You actually nailed my exact take away for my kids. Our kids are 1000% public and part of it was that the toll of keeping us in our schools was such a discussion in our house. My parents would yell about money and we’d be told every year that we had to be pulled out…and then randomly it would work last minute somehow. There was so much weird shit about being the first generation w no money that they have such hang ups and I do too, although I’ve done a lot of work digging into them and airing it all out so I don’t get weird about it.

That social chameleon stuff is v relatable, very well mannered and I know the ins and outs of etiquette, I’ve been to a lot of fancy places by proxy invites. Like I can def def hang. But money and it’s implications have taken up an inappropriate level of space in our family over the years.
Anonymous
Anonymous wrote:
Anonymous wrote:I’ve always thought I had a funny view on class bc I was born to upper class parents who had lost all the money.
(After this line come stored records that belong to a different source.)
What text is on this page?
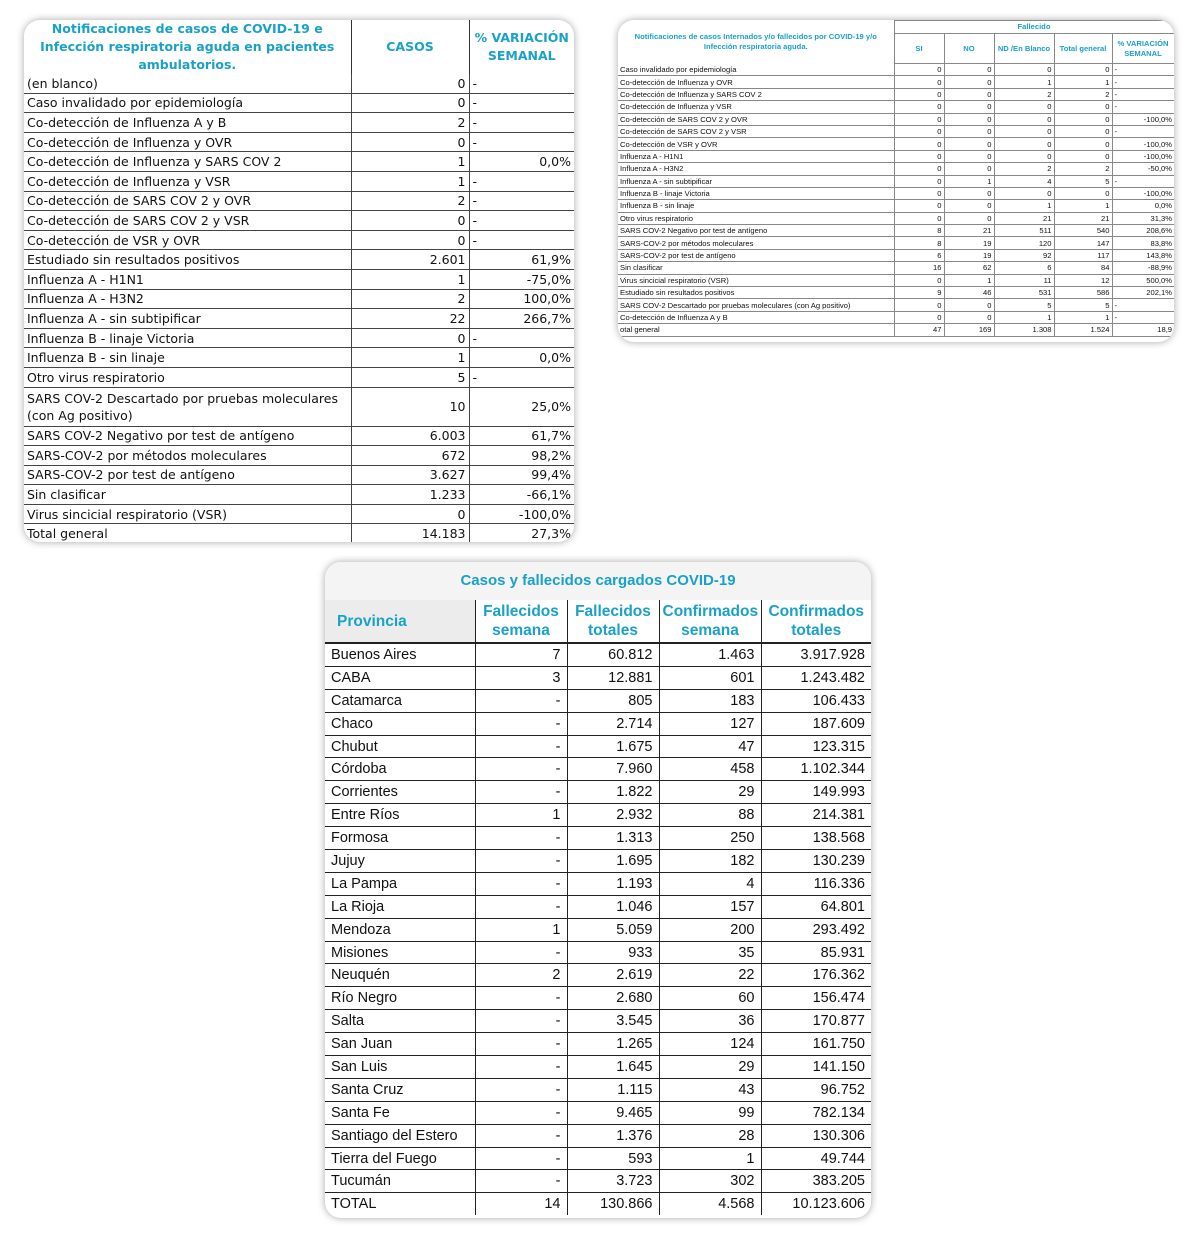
Notificaciones de casos de COVID-19 e Infección respiratoria aguda en pacientes ambulatorios.	CASOS	% VARIACIÓN SEMANAL
(en blanco)	0	-
Caso invalidado por epidemiología	0	-
Co-detección de Influenza A y B	2	-
Co-detección de Influenza y OVR	0	-
Co-detección de Influenza y SARS COV 2	1	0,0%
Co-detección de Influenza y VSR	1	-
Co-detección de SARS COV 2 y OVR	2	-
Co-detección de SARS COV 2 y VSR	0	-
Co-detección de VSR y OVR	0	-
Estudiado sin resultados positivos	2.601	61,9%
Influenza A - H1N1	1	-75,0%
Influenza A - H3N2	2	100,0%
Influenza A - sin subtipificar	22	266,7%
Influenza B - linaje Victoria	0	-
Influenza B - sin linaje	1	0,0%
Otro virus respiratorio	5	-
SARS COV-2 Descartado por pruebas moleculares (con Ag positivo)	10	25,0%
SARS COV-2 Negativo por test de antígeno	6.003	61,7%
SARS-COV-2 por métodos moleculares	672	98,2%
SARS-COV-2 por test de antígeno	3.627	99,4%
Sin clasificar	1.233	-66,1%
Virus sincicial respiratorio (VSR)	0	-100,0%
Total general	14.183	27,3%
Notificaciones de casos Internados y/o fallecidos por COVID-19 y/o Infección respiratoria aguda.	Fallecido				
	SI	NO	ND /En Blanco	Total general	% VARIACIÓN SEMANAL
Caso invalidado por epidemiología	0	0	0	0	-
Co-detección de Influenza y OVR	0	0	1	1	-
Co-detección de Influenza y SARS COV 2	0	0	2	2	-
Co-detección de Influenza y VSR	0	0	0	0	-
Co-detección de SARS COV 2 y OVR	0	0	0	0	-100,0%
Co-detección de SARS COV 2 y VSR	0	0	0	0	-
Co-detección de VSR y OVR	0	0	0	0	-100,0%
Influenza A - H1N1	0	0	0	0	-100,0%
Influenza A - H3N2	0	0	2	2	-50,0%
Influenza A - sin subtipificar	0	1	4	5	-
Influenza B - linaje Victoria	0	0	0	0	-100,0%
Influenza B - sin linaje	0	0	1	1	0,0%
Otro virus respiratorio	0	0	21	21	31,3%
SARS COV-2 Negativo por test de antígeno	8	21	511	540	208,6%
SARS-COV-2 por métodos moleculares	8	19	120	147	83,8%
SARS-COV-2 por test de antígeno	6	19	92	117	143,8%
Sin clasificar	16	62	6	84	-88,9%
Virus sincicial respiratorio (VSR)	0	1	11	12	500,0%
Estudiado sin resultados positivos	9	46	531	586	202,1%
SARS COV-2 Descartado por pruebas moleculares (con Ag positivo)	0	0	5	5	-
Co-detección de Influenza A y B	0	0	1	1	-
otal general	47	169	1.308	1.524	18,9
Casos y fallecidos cargados COVID-19
Provincia	Fallecidos semana	Fallecidos totales	Confirmados semana	Confirmados totales
Buenos Aires	7	60.812	1.463	3.917.928
CABA	3	12.881	601	1.243.482
Catamarca	-	805	183	106.433
Chaco	-	2.714	127	187.609
Chubut	-	1.675	47	123.315
Córdoba	-	7.960	458	1.102.344
Corrientes	-	1.822	29	149.993
Entre Ríos	1	2.932	88	214.381
Formosa	-	1.313	250	138.568
Jujuy	-	1.695	182	130.239
La Pampa	-	1.193	4	116.336
La Rioja	-	1.046	157	64.801
Mendoza	1	5.059	200	293.492
Misiones	-	933	35	85.931
Neuquén	2	2.619	22	176.362
Río Negro	-	2.680	60	156.474
Salta	-	3.545	36	170.877
San Juan	-	1.265	124	161.750
San Luis	-	1.645	29	141.150
Santa Cruz	-	1.115	43	96.752
Santa Fe	-	9.465	99	782.134
Santiago del Estero	-	1.376	28	130.306
Tierra del Fuego	-	593	1	49.744
Tucumán	-	3.723	302	383.205
TOTAL	14	130.866	4.568	10.123.606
So we went through vvv dry periods and could 1000% not keep up with the Jones’s, but the “class” part of it was super influential. Some of it was attitude, some of it was privledge.

Privilege part—we always vacationed for the summer in a house I bring my kids to now on the New England coast. It was my great grandparents place.

My parents only sent us to private schools and jumped through hoops to get us on scholarships. It was a forgone conclusion we would go to private, to the ones they went to.

On the other hand, our cars broke down all the time. We didn’t have a nice house. They worried legitimately about money a lot.



What is your stance on all this as an adult? Will you forego what they did to send kids to private, etc? To me, private is a luxury I would consider once all college and retirement savings are set (which isn’t the case). I wouldn’t want to end up not having enough for college because we spent on private school. I know you said you got scholarships but our incomes aren’t low enough for that. I also don’t want my kids to be the poorest in a rich school.


to afford private school boomers would just have the stay at home wife work nights, now days us millennials and genz have to work 4 jobs to make anywhere near that. boomers caused the demise of the middle class.